Эмма невольно улыбнулась. В этом дерзком морском короле было что-то светлое, согревающее душу и располагающее к себе. И она ничего не имела против, когда Бьерн звучно расцеловал ее в обе щеки, уколов щетиной.
В тот же миг прозвучал голос Атли, почти срывающийся на крик:
— Не смей касаться моей невесты, Бьерн! Ты известный похититель чести дев, и я приказываю тебе: не трогай ее!
К своему удивлению, Эмма обнаружила, что Атли сильно пьян. Он гневно кричал, пытаясь подняться, но хмель приковал его к скамье.
— Твоя невеста, Атли? — удивленно и нисколько не обиженно переспросил Бьерн. — Тогда, клянусь удачей, ты величайший счастливец, о маленький ярл из Мера! И я не удивлен, что ты гневаешься, ибо пусть я лишусь руки, если не из-за таких дев мужчины теряют разум и готовы жизнь поставить на кон.
Бьерн сам проводил ее за стол, когда же Эмма хотела занять место подле Франкона и Ботто, насильно повлек ее далее.
— Нет, дева, твое место рядом с Атли, ибо тогда по левую руку от тебя окажусь я.

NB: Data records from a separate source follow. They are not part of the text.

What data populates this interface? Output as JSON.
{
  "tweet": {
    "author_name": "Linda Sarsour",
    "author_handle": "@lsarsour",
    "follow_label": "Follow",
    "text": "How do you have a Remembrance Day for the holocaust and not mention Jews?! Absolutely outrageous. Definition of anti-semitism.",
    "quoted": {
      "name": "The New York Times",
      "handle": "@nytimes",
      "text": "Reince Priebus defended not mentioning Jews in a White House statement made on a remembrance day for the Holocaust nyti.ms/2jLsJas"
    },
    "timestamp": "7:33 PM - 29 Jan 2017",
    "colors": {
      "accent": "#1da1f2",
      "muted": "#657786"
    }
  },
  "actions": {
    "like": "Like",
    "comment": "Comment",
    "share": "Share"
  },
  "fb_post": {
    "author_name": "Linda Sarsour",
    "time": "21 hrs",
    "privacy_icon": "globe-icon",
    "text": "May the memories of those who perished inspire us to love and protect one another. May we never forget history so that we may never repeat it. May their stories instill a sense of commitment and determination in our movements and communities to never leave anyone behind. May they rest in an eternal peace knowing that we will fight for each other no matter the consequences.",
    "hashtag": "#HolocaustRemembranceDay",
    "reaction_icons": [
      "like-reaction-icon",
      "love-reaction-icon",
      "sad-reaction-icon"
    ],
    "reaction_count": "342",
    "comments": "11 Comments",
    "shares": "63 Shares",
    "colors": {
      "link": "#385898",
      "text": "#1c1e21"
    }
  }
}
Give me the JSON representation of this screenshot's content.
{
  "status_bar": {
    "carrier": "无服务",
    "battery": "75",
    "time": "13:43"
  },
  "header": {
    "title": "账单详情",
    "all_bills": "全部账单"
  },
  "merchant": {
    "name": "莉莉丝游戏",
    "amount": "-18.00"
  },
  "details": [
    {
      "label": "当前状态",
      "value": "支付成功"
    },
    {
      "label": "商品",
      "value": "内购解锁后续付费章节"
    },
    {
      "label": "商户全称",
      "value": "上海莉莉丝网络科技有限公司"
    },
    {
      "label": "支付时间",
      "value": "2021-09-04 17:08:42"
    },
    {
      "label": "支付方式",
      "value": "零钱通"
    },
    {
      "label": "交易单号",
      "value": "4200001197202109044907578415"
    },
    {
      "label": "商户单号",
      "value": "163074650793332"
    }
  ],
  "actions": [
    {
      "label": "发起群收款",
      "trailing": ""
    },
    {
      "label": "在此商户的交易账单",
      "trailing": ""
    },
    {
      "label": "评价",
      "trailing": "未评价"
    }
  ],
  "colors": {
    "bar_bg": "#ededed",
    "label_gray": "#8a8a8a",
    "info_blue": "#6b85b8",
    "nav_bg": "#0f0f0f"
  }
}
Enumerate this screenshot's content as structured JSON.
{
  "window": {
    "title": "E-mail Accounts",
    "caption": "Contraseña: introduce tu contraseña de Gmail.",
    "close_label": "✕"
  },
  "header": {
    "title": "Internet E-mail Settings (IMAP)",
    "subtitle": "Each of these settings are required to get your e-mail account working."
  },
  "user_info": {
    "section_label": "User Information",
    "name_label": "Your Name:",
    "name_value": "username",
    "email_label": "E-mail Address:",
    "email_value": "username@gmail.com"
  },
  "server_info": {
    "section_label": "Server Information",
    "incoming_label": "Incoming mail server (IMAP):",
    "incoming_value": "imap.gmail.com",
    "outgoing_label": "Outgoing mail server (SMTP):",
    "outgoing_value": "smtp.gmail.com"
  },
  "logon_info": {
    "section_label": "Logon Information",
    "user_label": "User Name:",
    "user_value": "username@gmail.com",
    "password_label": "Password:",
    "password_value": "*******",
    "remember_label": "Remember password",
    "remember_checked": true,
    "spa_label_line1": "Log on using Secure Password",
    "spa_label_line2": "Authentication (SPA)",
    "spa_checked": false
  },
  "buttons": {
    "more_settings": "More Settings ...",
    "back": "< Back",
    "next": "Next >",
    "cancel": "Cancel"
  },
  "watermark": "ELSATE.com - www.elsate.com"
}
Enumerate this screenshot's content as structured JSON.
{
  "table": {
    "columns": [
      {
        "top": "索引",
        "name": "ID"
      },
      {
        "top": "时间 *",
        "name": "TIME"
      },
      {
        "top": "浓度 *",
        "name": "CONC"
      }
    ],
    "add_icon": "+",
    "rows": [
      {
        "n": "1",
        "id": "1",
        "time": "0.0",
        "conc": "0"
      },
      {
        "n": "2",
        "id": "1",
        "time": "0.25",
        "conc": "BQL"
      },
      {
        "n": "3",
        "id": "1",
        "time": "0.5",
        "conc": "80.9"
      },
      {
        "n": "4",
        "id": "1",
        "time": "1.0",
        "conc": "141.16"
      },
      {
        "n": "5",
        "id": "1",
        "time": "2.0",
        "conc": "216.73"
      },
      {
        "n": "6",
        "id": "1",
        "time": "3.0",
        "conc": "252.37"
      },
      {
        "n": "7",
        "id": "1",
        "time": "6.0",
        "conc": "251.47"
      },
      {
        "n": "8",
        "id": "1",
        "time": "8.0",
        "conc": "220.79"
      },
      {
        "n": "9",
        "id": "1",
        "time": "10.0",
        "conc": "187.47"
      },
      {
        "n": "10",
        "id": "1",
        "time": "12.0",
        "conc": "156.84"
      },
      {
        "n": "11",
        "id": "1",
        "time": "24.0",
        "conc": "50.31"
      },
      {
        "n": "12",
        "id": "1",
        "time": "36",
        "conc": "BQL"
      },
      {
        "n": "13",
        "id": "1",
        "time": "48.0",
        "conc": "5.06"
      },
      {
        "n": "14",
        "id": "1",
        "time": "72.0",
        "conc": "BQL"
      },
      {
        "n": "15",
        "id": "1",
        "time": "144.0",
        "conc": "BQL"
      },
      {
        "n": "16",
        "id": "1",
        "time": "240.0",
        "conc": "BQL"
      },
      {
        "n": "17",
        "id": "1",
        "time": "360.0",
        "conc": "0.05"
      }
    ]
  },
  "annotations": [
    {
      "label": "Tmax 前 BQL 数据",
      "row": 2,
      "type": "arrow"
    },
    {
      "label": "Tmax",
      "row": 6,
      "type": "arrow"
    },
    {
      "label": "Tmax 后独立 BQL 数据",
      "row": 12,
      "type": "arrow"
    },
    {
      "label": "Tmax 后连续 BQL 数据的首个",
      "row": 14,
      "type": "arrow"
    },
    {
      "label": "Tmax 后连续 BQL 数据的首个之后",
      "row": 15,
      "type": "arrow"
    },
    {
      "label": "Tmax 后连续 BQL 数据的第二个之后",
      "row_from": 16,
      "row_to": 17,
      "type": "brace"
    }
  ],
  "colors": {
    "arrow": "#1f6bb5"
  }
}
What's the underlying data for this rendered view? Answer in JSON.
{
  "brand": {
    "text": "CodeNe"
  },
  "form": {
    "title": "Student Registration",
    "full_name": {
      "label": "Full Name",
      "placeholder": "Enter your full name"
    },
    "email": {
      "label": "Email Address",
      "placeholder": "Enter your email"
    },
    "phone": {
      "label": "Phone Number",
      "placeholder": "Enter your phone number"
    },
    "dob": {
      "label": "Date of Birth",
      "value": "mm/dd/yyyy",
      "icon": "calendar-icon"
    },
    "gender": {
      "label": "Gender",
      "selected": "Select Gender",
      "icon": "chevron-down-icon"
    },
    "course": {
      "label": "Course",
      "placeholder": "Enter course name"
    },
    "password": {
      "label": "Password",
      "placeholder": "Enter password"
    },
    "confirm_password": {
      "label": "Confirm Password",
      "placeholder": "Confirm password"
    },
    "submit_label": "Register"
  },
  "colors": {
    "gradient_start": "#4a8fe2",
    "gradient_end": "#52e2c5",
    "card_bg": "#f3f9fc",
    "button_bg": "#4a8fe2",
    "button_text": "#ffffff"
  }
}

Ох, как мне нравится обычай франков сажать женщин на пиру между воинами — так славно согреть озябшее бедро об их стройные ножки!
Эмма весело заглянула в его дерзкие синие глаза.
— Когда тепло исходит от обоих, может стать так жарко, что вспыхнет огонь.
Бьерн расхохотался, но, увидев разгневанное лицо Атли, закашлялся и принялся что-то напевать себе под нос. Атли набросился на Эмму:
— Я не хотел, чтобы тебя звали. Это вина Ролло. Он без конца требовал тебя на пир. Я решил было, что он посылает за одним Франконом… Зачем ты пришла?
Эмме пришлось успокаивать Атли, однако украдкой она косилась на сидевшего за Бьерном Ролло. Тот глядел на нее, слегка прищурившись и подперев щеку рукой. Снэфрид, склоняясь к нему, что-то быстро говорила, и Ролло кивал.
Эмме приходилось туго между Атли и Бьерном. Атли наваливался на нее обмякшим телом, Бьерн также ни на миг не оставлял ее в покое. Он ловил ее колено под столом, подливал вина, бормотал цветистые кенинги. При этом он успевал едко пошутить над Франконом и перекинуться словом-другим с сидящим по другую сторону стола Ботто, а также, поднимая рог, учтиво приветствовать Снэфрид. От него исходила невероятная энергия, хотя уже близилось утро, а он не отдыхал ни минуты. И было в нем нечто, что не позволяло на него разгневаться всерьез. Даже Атли оттаял и хохотал со всеми, попеременно клонясь то к Эмме, то к сидящему с другой стороны Херлаугу. Эмма поражалась. Она никогда еще не видела Атли в таком состоянии.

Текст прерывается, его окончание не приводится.